Isles Anthony R, Humby Trevor, Wilkinson Lawrence S
Laboratory of Cognitive and Behavioural Neuroscience, Neurobiology Programme, The Babraham Institute, Babraham, Cambridge CB2 4AT, UK.
Psychopharmacology (Berl). 2003 Dec;170(4):376-82. doi: 10.1007/s00213-003-1551-6. Epub 2003 Aug 30.
The increasing use of genetically modified mice to probe genetic contributions to normal and abnormal behaviours requires the development of sensitive and selective behavioural tasks.

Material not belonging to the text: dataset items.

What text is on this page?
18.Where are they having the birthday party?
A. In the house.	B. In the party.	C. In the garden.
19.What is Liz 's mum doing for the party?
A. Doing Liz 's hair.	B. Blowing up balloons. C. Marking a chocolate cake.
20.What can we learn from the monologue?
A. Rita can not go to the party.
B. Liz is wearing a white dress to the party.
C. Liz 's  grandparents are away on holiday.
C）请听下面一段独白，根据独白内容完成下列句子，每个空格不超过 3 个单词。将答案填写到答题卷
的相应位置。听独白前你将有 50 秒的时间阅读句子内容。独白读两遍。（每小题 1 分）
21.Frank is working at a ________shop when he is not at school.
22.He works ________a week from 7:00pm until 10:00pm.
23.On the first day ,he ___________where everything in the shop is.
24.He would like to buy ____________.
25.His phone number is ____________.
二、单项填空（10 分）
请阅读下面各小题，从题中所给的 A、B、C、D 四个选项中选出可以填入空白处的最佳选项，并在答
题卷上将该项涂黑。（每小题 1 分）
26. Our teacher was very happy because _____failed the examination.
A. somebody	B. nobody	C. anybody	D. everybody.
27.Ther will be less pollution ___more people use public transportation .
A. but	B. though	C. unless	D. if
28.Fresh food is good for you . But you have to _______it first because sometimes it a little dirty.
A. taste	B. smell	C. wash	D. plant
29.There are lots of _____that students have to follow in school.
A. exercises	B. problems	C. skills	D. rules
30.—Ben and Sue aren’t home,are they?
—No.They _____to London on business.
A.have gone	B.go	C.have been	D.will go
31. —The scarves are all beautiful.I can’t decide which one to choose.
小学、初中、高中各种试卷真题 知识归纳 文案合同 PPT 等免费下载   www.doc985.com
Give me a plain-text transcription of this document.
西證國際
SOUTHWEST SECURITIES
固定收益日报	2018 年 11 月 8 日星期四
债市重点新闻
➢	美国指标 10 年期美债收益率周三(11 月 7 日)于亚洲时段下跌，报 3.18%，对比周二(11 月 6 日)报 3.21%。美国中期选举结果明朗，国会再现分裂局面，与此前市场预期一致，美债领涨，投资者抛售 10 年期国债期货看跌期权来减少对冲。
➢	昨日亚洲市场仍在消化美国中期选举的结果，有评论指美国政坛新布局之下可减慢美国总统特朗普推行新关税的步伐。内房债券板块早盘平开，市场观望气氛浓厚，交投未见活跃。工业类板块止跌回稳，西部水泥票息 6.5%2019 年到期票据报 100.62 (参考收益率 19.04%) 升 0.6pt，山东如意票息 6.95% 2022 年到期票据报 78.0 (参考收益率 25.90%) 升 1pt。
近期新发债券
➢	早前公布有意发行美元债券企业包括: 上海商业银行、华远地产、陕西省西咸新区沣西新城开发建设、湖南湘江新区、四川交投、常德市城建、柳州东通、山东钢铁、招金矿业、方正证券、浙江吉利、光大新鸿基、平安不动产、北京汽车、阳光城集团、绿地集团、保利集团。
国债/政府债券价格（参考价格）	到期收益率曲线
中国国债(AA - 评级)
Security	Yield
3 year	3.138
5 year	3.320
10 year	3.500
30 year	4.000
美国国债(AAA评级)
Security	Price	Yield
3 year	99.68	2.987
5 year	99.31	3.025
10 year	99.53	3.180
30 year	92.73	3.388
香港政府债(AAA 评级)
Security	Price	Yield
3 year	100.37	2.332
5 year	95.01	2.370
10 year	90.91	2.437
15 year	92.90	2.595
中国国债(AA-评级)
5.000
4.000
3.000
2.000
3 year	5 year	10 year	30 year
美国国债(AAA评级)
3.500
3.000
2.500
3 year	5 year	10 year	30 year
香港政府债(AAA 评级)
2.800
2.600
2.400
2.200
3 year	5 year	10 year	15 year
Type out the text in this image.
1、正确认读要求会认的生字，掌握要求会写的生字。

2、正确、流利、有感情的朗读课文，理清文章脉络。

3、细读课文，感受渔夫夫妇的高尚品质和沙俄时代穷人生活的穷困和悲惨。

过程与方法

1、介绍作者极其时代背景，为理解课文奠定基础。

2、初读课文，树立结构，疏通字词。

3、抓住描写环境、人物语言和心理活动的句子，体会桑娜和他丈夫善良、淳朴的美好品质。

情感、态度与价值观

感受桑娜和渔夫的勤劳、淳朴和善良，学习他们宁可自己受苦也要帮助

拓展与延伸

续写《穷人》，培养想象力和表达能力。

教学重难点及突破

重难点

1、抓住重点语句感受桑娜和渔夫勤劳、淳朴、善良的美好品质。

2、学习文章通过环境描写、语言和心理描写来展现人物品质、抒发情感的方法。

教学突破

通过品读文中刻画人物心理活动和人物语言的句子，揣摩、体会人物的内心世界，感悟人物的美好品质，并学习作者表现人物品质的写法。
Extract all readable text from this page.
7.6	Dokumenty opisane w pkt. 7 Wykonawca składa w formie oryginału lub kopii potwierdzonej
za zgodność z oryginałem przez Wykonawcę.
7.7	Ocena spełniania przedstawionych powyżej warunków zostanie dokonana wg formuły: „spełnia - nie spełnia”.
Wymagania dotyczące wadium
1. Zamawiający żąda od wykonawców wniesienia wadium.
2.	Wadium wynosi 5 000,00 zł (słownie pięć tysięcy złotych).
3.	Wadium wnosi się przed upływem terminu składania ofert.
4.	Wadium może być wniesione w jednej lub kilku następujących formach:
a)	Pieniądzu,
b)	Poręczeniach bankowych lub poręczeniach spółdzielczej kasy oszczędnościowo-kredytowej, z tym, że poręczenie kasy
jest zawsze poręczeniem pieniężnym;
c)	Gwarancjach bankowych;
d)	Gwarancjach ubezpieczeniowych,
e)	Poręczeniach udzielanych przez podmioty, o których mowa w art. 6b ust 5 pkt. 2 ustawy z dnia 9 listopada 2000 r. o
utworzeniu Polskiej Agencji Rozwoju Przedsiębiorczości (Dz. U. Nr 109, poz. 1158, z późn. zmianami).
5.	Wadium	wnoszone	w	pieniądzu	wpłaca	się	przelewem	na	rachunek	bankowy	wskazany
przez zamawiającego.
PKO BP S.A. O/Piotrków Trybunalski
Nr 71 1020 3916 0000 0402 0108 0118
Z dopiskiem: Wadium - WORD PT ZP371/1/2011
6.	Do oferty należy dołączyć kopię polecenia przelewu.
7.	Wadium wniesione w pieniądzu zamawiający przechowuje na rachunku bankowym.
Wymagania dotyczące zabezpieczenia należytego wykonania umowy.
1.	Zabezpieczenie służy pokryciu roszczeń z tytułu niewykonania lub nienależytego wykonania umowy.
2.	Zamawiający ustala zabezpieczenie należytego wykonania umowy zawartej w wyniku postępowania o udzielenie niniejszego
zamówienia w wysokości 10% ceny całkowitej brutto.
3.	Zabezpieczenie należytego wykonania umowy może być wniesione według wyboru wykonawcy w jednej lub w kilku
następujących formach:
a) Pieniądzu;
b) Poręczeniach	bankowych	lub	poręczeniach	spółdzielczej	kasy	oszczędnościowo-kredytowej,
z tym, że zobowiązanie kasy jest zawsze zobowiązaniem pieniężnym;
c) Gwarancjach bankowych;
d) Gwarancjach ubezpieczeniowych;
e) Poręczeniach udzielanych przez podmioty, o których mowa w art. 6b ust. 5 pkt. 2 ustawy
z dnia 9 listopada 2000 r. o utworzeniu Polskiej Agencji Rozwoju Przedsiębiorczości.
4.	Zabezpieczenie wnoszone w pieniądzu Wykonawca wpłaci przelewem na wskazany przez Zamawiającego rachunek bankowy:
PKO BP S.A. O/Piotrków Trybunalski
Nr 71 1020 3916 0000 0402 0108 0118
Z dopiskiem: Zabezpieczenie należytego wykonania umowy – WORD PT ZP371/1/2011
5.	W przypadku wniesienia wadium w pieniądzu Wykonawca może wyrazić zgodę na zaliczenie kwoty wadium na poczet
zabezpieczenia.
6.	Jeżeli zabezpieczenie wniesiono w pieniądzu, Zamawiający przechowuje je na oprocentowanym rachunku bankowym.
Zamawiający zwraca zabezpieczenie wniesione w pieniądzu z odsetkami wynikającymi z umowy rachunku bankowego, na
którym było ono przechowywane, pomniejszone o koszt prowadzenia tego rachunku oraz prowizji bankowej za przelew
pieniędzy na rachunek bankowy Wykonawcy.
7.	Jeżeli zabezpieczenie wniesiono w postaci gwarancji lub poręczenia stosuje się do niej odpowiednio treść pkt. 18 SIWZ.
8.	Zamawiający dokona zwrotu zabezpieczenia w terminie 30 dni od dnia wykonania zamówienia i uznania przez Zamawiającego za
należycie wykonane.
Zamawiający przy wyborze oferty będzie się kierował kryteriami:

To develop a discrete trial assay of impulsivity (delayed reinforcement) that is tractable in mice utilising a mouse operant nine-hole box apparatus and to specify the task with respect to behavioural and pharmacological manipulations.
Mice were trained to respond with a nose-poke to one of two visual stimuli; one response resulted in a small quantity of reinforcer, the other in a larger quantity of reinforcer. As the session proceeded increasing delay was introduced onto the response leading to the large reward. Hence, the nature of the choice was a small quantity of reinforcer immediately versus a larger but progressively delayed amount of reinforcer. At stable baseline performance the mice were challenged with a variety of task manipulations and systemic d-amphetamine in order to discern aspects of the underlying psychological and neurochemical substrates of the choice behaviour.
The mice showed a systematic shift in responding away from the large reinforcer with increasing delay (0, 2, 4, 8, 12 s), such that at the longest delay >80% of nose-pokes were for the smaller, immediate reinforcer. Task manipulations indicated that behaviour was controlled in a trial discrete manner by the contingency between delay and reward and was not due to non-specific factors such as satiation. d-Amphetamine had complex, dose dependent effects on choice behaviour which revealed dissociations between impulsive choice and hyperactivity.
We have successfully developed an assay of impulsivity in mice that will be of utility to examine impulsive behaviours and their genetic substrates. In addition, our data provided evidence of distinct dopaminergic mechanisms mediating aspects of impulsivity and hyperactivity.
为探究基因对正常和异常行为的影响,转基因小鼠的使用日益增多,这就需要开发灵敏且具选择性的行为任务。
利用小鼠操作性九孔箱装置,开发一种适用于小鼠的冲动性(延迟强化)离散试验测定法,并从行为和药理学操作方面明确该任务。
训练小鼠对两种视觉刺激之一进行鼻触反应;一种反应会得到少量强化物,另一种会得到大量强化物。随着实验进程推进,对导致获得大量奖励的反应引入越来越长的延迟。因此,选择的本质是立即获得少量强化物与延迟获得大量但逐渐增加的强化物之间的权衡。在稳定的基线表现时,用各种任务操作和系统性右旋苯丙胺对小鼠进行挑战,以辨别选择行为潜在心理和神经化学基础的各个方面。
随着延迟增加(0、2、4、8、12秒),小鼠的反应出现系统性转变,远离大量强化物,以至于在最长延迟时,超过80%的鼻触是为了获得较小的即时强化物。任务操作表明,行为以离散试验的方式由延迟与奖励之间的偶然性控制,而非诸如饱足等非特异性因素所致。右旋苯丙胺对选择行为有复杂的剂量依赖性影响,揭示了冲动性选择与多动之间的分离。
我们成功开发了一种小鼠冲动性测定法,这将有助于研究冲动行为及其基因基础。此外,我们的数据提供了证据,表明存在不同的多巴胺能机制介导冲动性和多动的各个方面。